Nimrat Obhi, Beyond Benign
Bio: Nimrat is from Ottawa, Ontario and obtained her HBSc at the University of Ottawa in 2014. They completed their PhD in chemistry at the University of Toronto in 2020, where their research focused on the synthesis and investigation of carbon-based semiconducting polymers with complex architectures for electronic applications. During this time, Nimrat also completed a teaching fellowship to design and implement a Green Chemistry course module into an upper-year chemistry course at the University of Toronto. She is committed to equity and diversity work and has worked with local and national teams for seven years on advocacy and policy initiatives, including co-chairing the first LOGIC Retreat in Toronto in 2017. Throughout their PhD they have been the recipient of numerous awards, including being named as an element (hassium) in the IUPAC Periodic Table of Young Chemists in 2019. Nimrat joined Beyond Benign as a Program Manager in early 2021 and aims to bring her combined passion for chemistry, science education, social justice advocacy, and sustainability to her work. Outside of work Nimrat is an avid skiier, cook, swimmer, and bookbinder.

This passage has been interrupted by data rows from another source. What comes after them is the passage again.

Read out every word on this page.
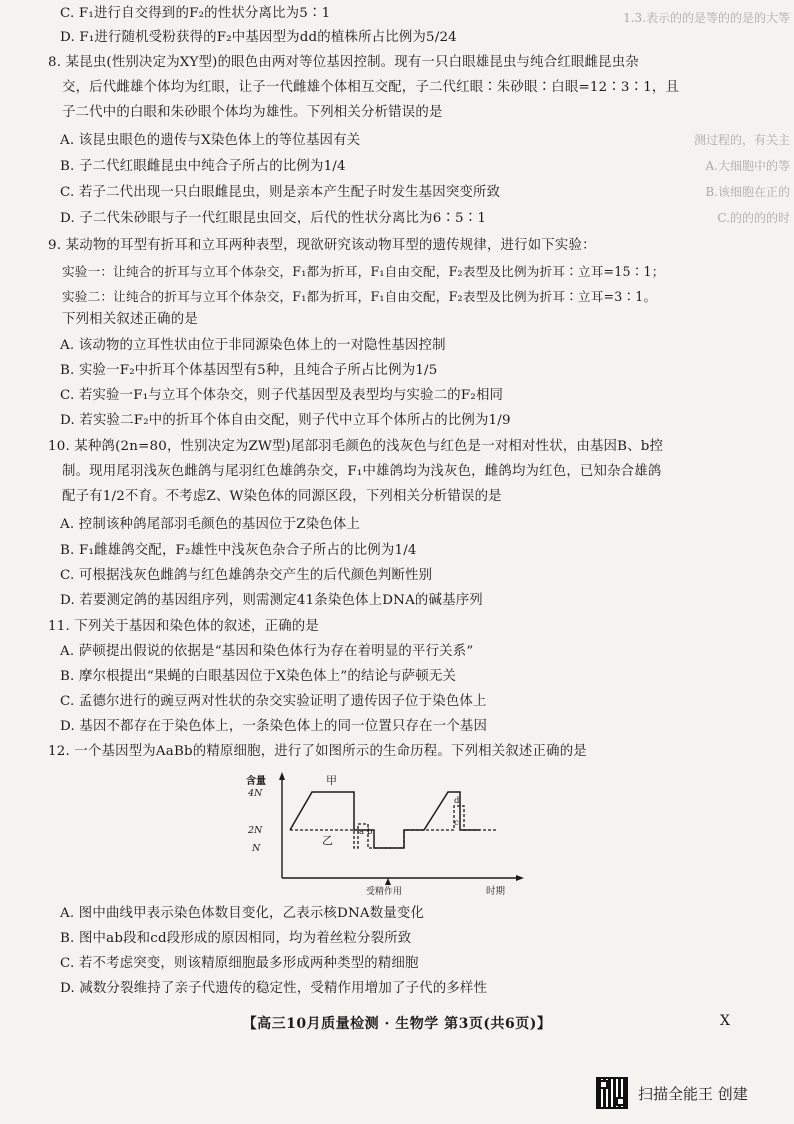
C. F₁进行自交得到的F₂的性状分离比为5∶1
D. F₁进行随机受粉获得的F₂中基因型为dd的植株所占比例为5/24
8. 某昆虫(性别决定为XY型)的眼色由两对等位基因控制。现有一只白眼雄昆虫与纯合红眼雌昆虫杂
交，后代雌雄个体均为红眼，让子一代雌雄个体相互交配，子二代红眼∶朱砂眼∶白眼=12∶3∶1，且
子二代中的白眼和朱砂眼个体均为雄性。下列相关分析错误的是
A. 该昆虫眼色的遗传与X染色体上的等位基因有关
B. 子二代红眼雌昆虫中纯合子所占的比例为1/4
C. 若子二代出现一只白眼雌昆虫，则是亲本产生配子时发生基因突变所致
D. 子二代朱砂眼与子一代红眼昆虫回交，后代的性状分离比为6∶5∶1
9. 某动物的耳型有折耳和立耳两种表型，现欲研究该动物耳型的遗传规律，进行如下实验：
实验一：让纯合的折耳与立耳个体杂交，F₁都为折耳，F₁自由交配，F₂表型及比例为折耳∶立耳=15∶1；
实验二：让纯合的折耳与立耳个体杂交，F₁都为折耳，F₁自由交配，F₂表型及比例为折耳∶立耳=3∶1。
下列相关叙述正确的是
A. 该动物的立耳性状由位于非同源染色体上的一对隐性基因控制
B. 实验一F₂中折耳个体基因型有5种，且纯合子所占比例为1/5
C. 若实验一F₁与立耳个体杂交，则子代基因型及表型均与实验二的F₂相同
D. 若实验二F₂中的折耳个体自由交配，则子代中立耳个体所占的比例为1/9
10. 某种鸽(2n=80，性别决定为ZW型)尾部羽毛颜色的浅灰色与红色是一对相对性状，由基因B、b控
制。现用尾羽浅灰色雌鸽与尾羽红色雄鸽杂交，F₁中雄鸽均为浅灰色，雌鸽均为红色，已知杂合雄鸽
配子有1/2不育。不考虑Z、W染色体的同源区段，下列相关分析错误的是
A. 控制该种鸽尾部羽毛颜色的基因位于Z染色体上
B. F₁雌雄鸽交配，F₂雄性中浅灰色杂合子所占的比例为1/4
C. 可根据浅灰色雌鸽与红色雄鸽杂交产生的后代颜色判断性别
D. 若要测定鸽的基因组序列，则需测定41条染色体上DNA的碱基序列
11. 下列关于基因和染色体的叙述，正确的是
A. 萨顿提出假说的依据是“基因和染色体行为存在着明显的平行关系”
B. 摩尔根提出“果蝇的白眼基因位于X染色体上”的结论与萨顿无关
C. 孟德尔进行的豌豆两对性状的杂交实验证明了遗传因子位于染色体上
D. 基因不都存在于染色体上，一条染色体上的同一位置只存在一个基因
12. 一个基因型为AaBb的精原细胞，进行了如图所示的生命历程。下列相关叙述正确的是
含量
4N
2N
N
甲
乙
a b
c
d
受精作用	时期
A. 图中曲线甲表示染色体数目变化，乙表示核DNA数量变化
B. 图中ab段和cd段形成的原因相同，均为着丝粒分裂所致
C. 若不考虑突变，则该精原细胞最多形成两种类型的精细胞
D. 减数分裂维持了亲子代遗传的稳定性，受精作用增加了子代的多样性
1.3.表示的的是等的的是的大等
测过程的，有关主
A.大细胞中的等
B.该细胞在正的
C.的的的的时
【高三10月质量检测 · 生物学 第3页(共6页)】	X
扫描全能王 创建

Susan Egbert, University of Manitoba
Bio: Just because someone might be half-Asian does not always that they do not experience similar things to POCs who are of the full race. I have an interesting experience of not necessarily fitting into my Caucasian side or Asian side. I definitely think that there are a growing number of individuals who are half-Asian that is still rather confused about their identity. A little about me is that I received a PharmD from University of Louisiana at Monroe College of Pharmacy in 2019. I’m in my third year of PhD currently researching on lichen natural products.
Alex Veinot, Queen’s University
Bio: Alex Veinot is a PhD student and Vanier Scholar at Queen’s University under the supervision of Professor Cathleen Crudden. His research focuses on developing new organic-on-metal technologies, specifically N-heterocyclic carbenes (NHCs) on copper. Originally from Nova Scotia, Alex is a member of the Mi’kmaq community Glooscap First Nation and has actively promoted Indigenous academics and representation in science throughout his PhD. Alex has shared his experiences as an Indigenous chemist through invited conference (102nd CCCE, 2019; 70th CCEC, 2020) and seminar (Saint Mary’s University, 2020) presentations, and as a member of the CSC committee Working for Inclusion, Diversity and Equity (WIDE).
Molly Sung, PhD, Acuitas Therapeutics
Bio: A Formulations Scientist at Acuitas Therapeutics, Molly Sung has a background in inorganic chemistry. She is a recent Ph.D. graduate from the University of Toronto, where she researched ways to use renewable feedstocks to provide green fuels. At Acuitas, Molly is a part of the team that worked on the organization’s proprietary lipid nanoparticle technology, which is a key element of the BioNTech/Pfizer mRNA COVID-19 vaccine that has been administered to millions of people around the world. Molly is interested in the relationship between science, society, and government serves on the Youth Council of the Office of the Chief Science Advisor where they hope to shape the future of Canadian science.